Anyway, in no time we were back in the same Land Rover and same driver to go back down, but as it was only the two of us he was driving a bit more sensibly and handed us some fruit to eat. We think they were Langsat (Lansium domesticum – look it up on Google), and very nice too. Being the nice chap he was, he stopped to collect people on the way down to save them walking so, by the time we reached the bottom we were up to 13 in the vehicle!
Unable to get a taxi back we walked to the local museum which, being a Saturday, was packed with screaming, running children, who often stopped to stare at us, another family wanting a photo, this time with dad and baby girl in arms who didn’t like the look of strange white faces and started to cry!

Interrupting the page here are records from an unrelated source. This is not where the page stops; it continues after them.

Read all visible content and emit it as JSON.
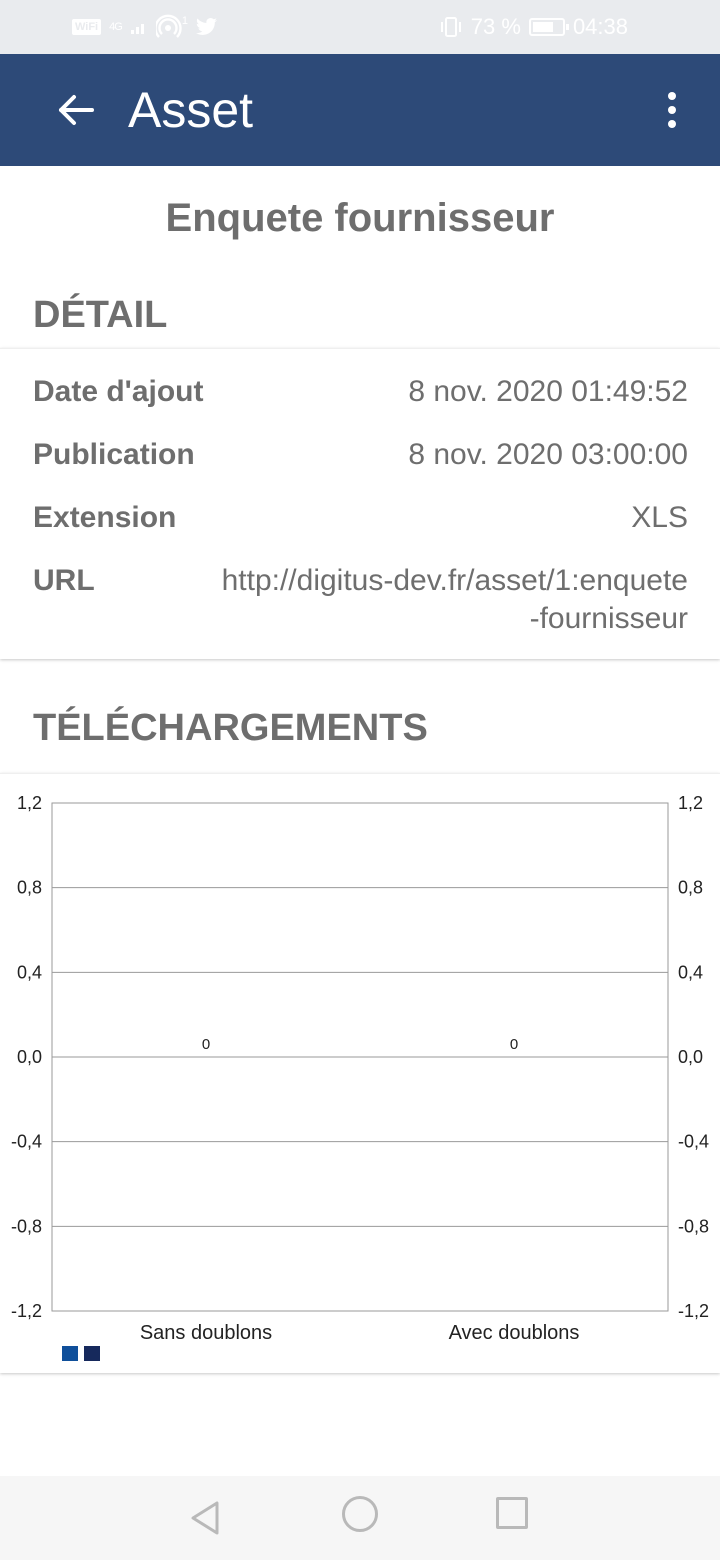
{
  "status_bar": {
    "wifi_badge": "WiFi",
    "network": "4G",
    "hotspot_count": "1",
    "battery_percent": "73 %",
    "battery_level": 0.73,
    "time": "04:38"
  },
  "app_bar": {
    "title": "Asset",
    "back_icon": "arrow-left-icon",
    "menu_icon": "more-vertical-icon"
  },
  "asset": {
    "title": "Enquete fournisseur"
  },
  "detail": {
    "section_title": "DÉTAIL",
    "rows": [
      {
        "label": "Date d'ajout",
        "value": "8 nov. 2020 01:49:52"
      },
      {
        "label": "Publication",
        "value": "8 nov. 2020 03:00:00"
      },
      {
        "label": "Extension",
        "value": "XLS"
      },
      {
        "label": "URL",
        "value": "http://digitus-dev.fr/asset/1:enquete-fournisseur",
        "value_line1": "http://digitus-dev.fr/asset/1:enquete",
        "value_line2": "-fournisseur"
      }
    ]
  },
  "downloads": {
    "section_title": "TÉLÉCHARGEMENTS"
  },
  "chart_data": {
    "type": "bar",
    "categories": [
      "Sans doublons",
      "Avec doublons"
    ],
    "series": [
      {
        "values": [
          0,
          0
        ],
        "color": "#0f4f9a"
      },
      {
        "values": [
          0,
          0
        ],
        "color": "#16295c"
      }
    ],
    "data_labels": [
      "0",
      "0"
    ],
    "ylim": [
      -1.2,
      1.2
    ],
    "yticks": [
      "1,2",
      "0,8",
      "0,4",
      "0,0",
      "-0,4",
      "-0,8",
      "-1,2"
    ],
    "ytick_values": [
      1.2,
      0.8,
      0.4,
      0.0,
      -0.4,
      -0.8,
      -1.2
    ],
    "y_axis_both_sides": true,
    "grid": true,
    "title": "",
    "xlabel": "",
    "ylabel": ""
  },
  "nav_bar": {
    "back_icon": "triangle-back-icon",
    "home_icon": "circle-home-icon",
    "recent_icon": "square-recents-icon"
  }
}
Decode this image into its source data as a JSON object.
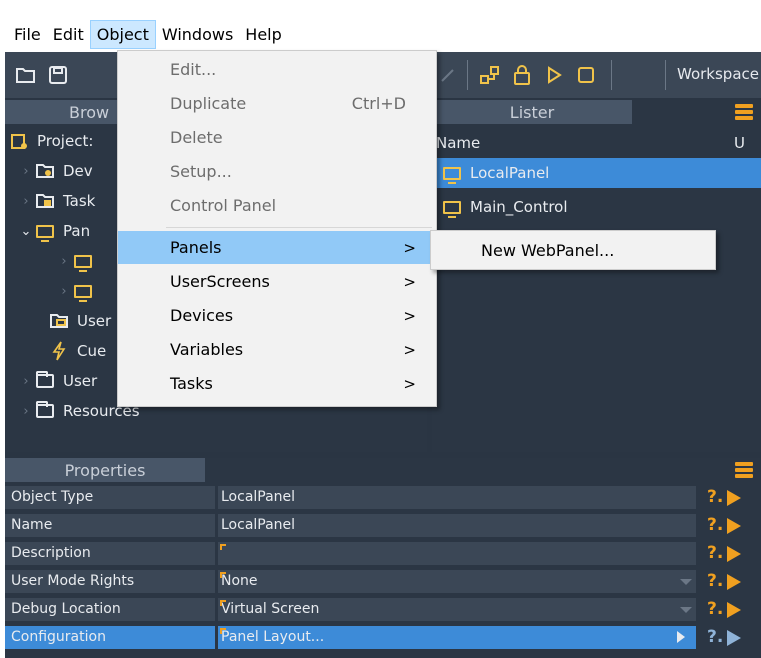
{
  "menubar": {
    "items": [
      "File",
      "Edit",
      "Object",
      "Windows",
      "Help"
    ]
  },
  "toolbar": {
    "workspace_label": "Workspace"
  },
  "browser": {
    "header": "Brow",
    "items": [
      {
        "label": "Project:"
      },
      {
        "label": "Dev"
      },
      {
        "label": "Task"
      },
      {
        "label": "Pan"
      },
      {
        "label": ""
      },
      {
        "label": ""
      },
      {
        "label": "User"
      },
      {
        "label": "Cue"
      },
      {
        "label": "User"
      },
      {
        "label": "Resources"
      }
    ]
  },
  "lister": {
    "header": "Lister",
    "columns": [
      "Name",
      "U"
    ],
    "rows": [
      "LocalPanel",
      "Main_Control"
    ]
  },
  "object_menu": {
    "items": [
      {
        "label": "Edit...",
        "enabled": false
      },
      {
        "label": "Duplicate",
        "enabled": false,
        "shortcut": "Ctrl+D"
      },
      {
        "label": "Delete",
        "enabled": false
      },
      {
        "label": "Setup...",
        "enabled": false
      },
      {
        "label": "Control Panel",
        "enabled": false
      },
      {
        "label": "Panels",
        "enabled": true,
        "submenu": true
      },
      {
        "label": "UserScreens",
        "enabled": true,
        "submenu": true
      },
      {
        "label": "Devices",
        "enabled": true,
        "submenu": true
      },
      {
        "label": "Variables",
        "enabled": true,
        "submenu": true
      },
      {
        "label": "Tasks",
        "enabled": true,
        "submenu": true
      }
    ],
    "submenu_arrow": ">"
  },
  "panels_submenu": {
    "items": [
      "New WebPanel..."
    ]
  },
  "properties": {
    "header": "Properties",
    "rows": [
      {
        "label": "Object Type",
        "value": "LocalPanel"
      },
      {
        "label": "Name",
        "value": "LocalPanel"
      },
      {
        "label": "Description",
        "value": ""
      },
      {
        "label": "User Mode Rights",
        "value": "None"
      },
      {
        "label": "Debug Location",
        "value": "Virtual Screen"
      },
      {
        "label": "Configuration",
        "value": "Panel Layout..."
      }
    ],
    "help_glyph": "?."
  },
  "colors": {
    "accent": "#f0a020",
    "selection": "#3d8bd8",
    "menu_hover": "#91c9f7",
    "panel_bg": "#2b3644"
  }
}
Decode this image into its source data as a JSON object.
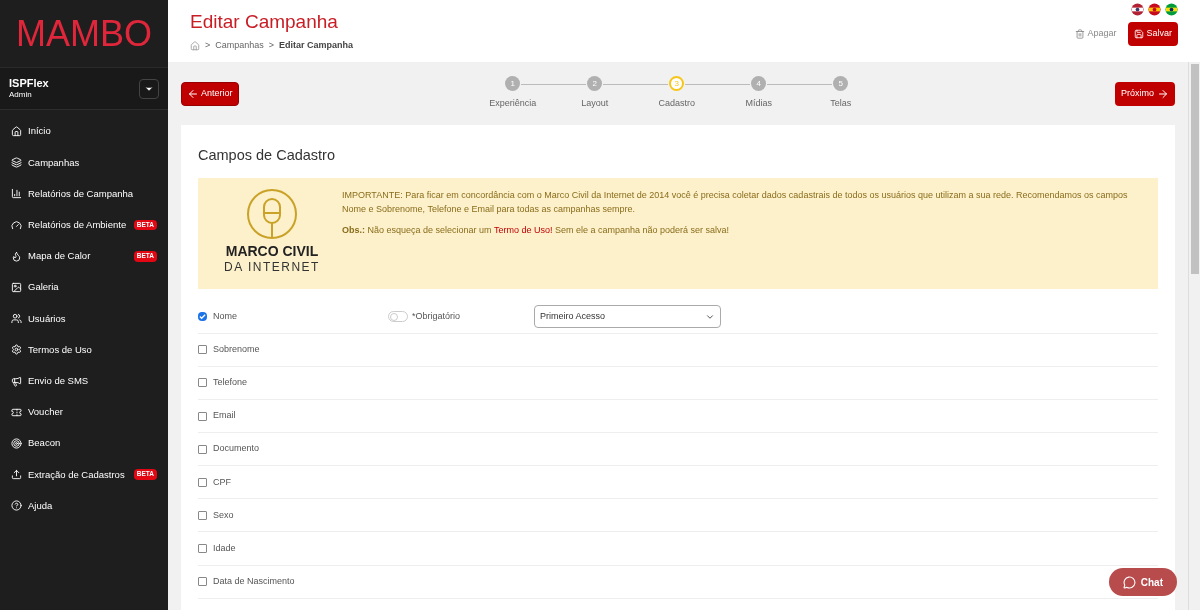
{
  "logo": "MAMBO",
  "account": {
    "name": "ISPFlex",
    "role": "Admin"
  },
  "sidebar": {
    "items": [
      {
        "label": "Início"
      },
      {
        "label": "Campanhas"
      },
      {
        "label": "Relatórios de Campanha"
      },
      {
        "label": "Relatórios de Ambiente",
        "badge": "BETA"
      },
      {
        "label": "Mapa de Calor",
        "badge": "BETA"
      },
      {
        "label": "Galeria"
      },
      {
        "label": "Usuários"
      },
      {
        "label": "Termos de Uso"
      },
      {
        "label": "Envio de SMS"
      },
      {
        "label": "Voucher"
      },
      {
        "label": "Beacon"
      },
      {
        "label": "Extração de Cadastros",
        "badge": "BETA"
      },
      {
        "label": "Ajuda"
      }
    ]
  },
  "header": {
    "title": "Editar Campanha",
    "breadcrumb": [
      {
        "separator": ">",
        "label": "Campanhas"
      },
      {
        "separator": ">",
        "label": "Editar Campanha"
      }
    ],
    "delete": "Apagar",
    "save": "Salvar"
  },
  "wizard": {
    "previous": "Anterior",
    "next": "Próximo",
    "steps": [
      {
        "number": "1",
        "label": "Experiência",
        "selected": false
      },
      {
        "number": "2",
        "label": "Layout",
        "selected": false
      },
      {
        "number": "3",
        "label": "Cadastro",
        "selected": true
      },
      {
        "number": "4",
        "label": "Mídias",
        "selected": false
      },
      {
        "number": "5",
        "label": "Telas",
        "selected": false
      }
    ]
  },
  "section": {
    "title": "Campos de Cadastro",
    "notice": {
      "logo_line_1": "MARCO CIVIL",
      "logo_line_2": "DA INTERNET",
      "text": "IMPORTANTE: Para ficar em concordância com o Marco Civil da Internet de 2014 você é precisa coletar dados cadastrais de todos os usuários que utilizam a sua rede. Recomendamos os campos Nome e Sobrenome, Telefone e Email para todas as campanhas sempre.",
      "obs_label": "Obs.:",
      "obs_before": "Não esqueça de selecionar um",
      "obs_link": "Termo de Uso!",
      "obs_after": "Sem ele a campanha não poderá ser salva!"
    },
    "fields": [
      {
        "label": "Nome",
        "checked": true,
        "required": {
          "label": "*Obrigatório",
          "on": false
        },
        "select": "Primeiro Acesso"
      },
      {
        "label": "Sobrenome",
        "checked": false
      },
      {
        "label": "Telefone",
        "checked": false
      },
      {
        "label": "Email",
        "checked": false
      },
      {
        "label": "Documento",
        "checked": false
      },
      {
        "label": "CPF",
        "checked": false
      },
      {
        "label": "Sexo",
        "checked": false
      },
      {
        "label": "Idade",
        "checked": false
      },
      {
        "label": "Data de Nascimento",
        "checked": false
      }
    ]
  },
  "chat": "Chat"
}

Oh, and while we were in there we got the days rain, plenty of it, accompanied with some thunder and lightning. Glad we were down off the hill, it looked ugly up there now! We waited until it abated a bit and then headed for the nearest café and then back to our hotel with doughnuts!
Our hotel is a strange place, it’s called the Cherry Inn and comes out as number 1 in Taiping in Trip Advisor, but they have no website or any listing on the web for making a booking. Eventually Jackie found a phone number on the Malaysian ‘yell.com’, so I rang and spoke to a guy who has some English and managed to make him understand we wanted to book a room. The place is really nice and well done out, but it is right above a cold store and our room has the compressors right outside our window making an intermittent racket all night. Jackie’s been OK with her ear plugs, but I’ve been awake on and off each time it starts up. We asked to change rooms, but he showed us one with no windows, a smell of damp and a shared bathroom, so we stuck with the one we’ve got. There are other rooms, but we think they are occupied, although we haven’t seen anyone else. It’s only RM70 a night (£14) and we’re leaving tomorrow anyway, so we can put up with it for one more night (I hope!).
There are many cats in Taiping, most looking well looked after, there is only one thing more than cats though, and that’s rats! We must have seen 50 running around the gutters/sewers eating, chasing each other round restaurant tables, but no one else seems to bat an eylid!